The place was packed with people who all seemed to know each other. What we witnessed was a full-scale hog-out of the worst kind by
some already well-fed folks.
The decibel level was deafening. The little child laughing hysterically just across from us soon had a tantrum and the screaming sent the noise level off the charts.
There was a line to get to the pizza and I had the feeling I might have gotten my hand cut off if I had reached for the last piece. The restaurant workers were doing an admirable job keeping up with pizza demand but it was difficult when one person loaded half of a hot pizza on his plate.
Some diners started eating their pizza before they even finished going through the line. I saw one woman return to the bar at least four times.
There were bowls for the salad bar but some folks grabbed dinner plates for salad and piled them high. One man had at least a half-cup of sunflower seeds overflowing his plate and spilling onto the floor.
If you have ever been to a pizza hog-out, you know that there is also dessert pizza.
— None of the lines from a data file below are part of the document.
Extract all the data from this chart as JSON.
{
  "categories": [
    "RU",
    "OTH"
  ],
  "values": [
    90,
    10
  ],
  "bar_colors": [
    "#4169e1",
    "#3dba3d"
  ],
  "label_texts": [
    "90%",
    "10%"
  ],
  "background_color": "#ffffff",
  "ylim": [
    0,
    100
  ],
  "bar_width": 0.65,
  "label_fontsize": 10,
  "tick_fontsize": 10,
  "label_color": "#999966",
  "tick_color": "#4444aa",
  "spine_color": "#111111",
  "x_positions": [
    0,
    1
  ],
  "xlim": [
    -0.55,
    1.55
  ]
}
There got to be a line at the dessert section, which was puzzling because there were already two kinds of dessert pizza on the bar. It turns out the crowd was waiting for a favorite, a pizza with tiny chocolate chips on top. Once one of these pizzas made it to the bar, it was scarfed up before those at the end of the line even caught sight of it.
“This could be what hell is like,” I commented to Walt.
“Yep, we’d better get out of here before a fistfight breaks out,” he said.
We went out into the hot summer air and it felt like heaven.
I might say that in looking for a category for this post, I thought of "sin" but noticed I didn't yet have such a category listed. I do now.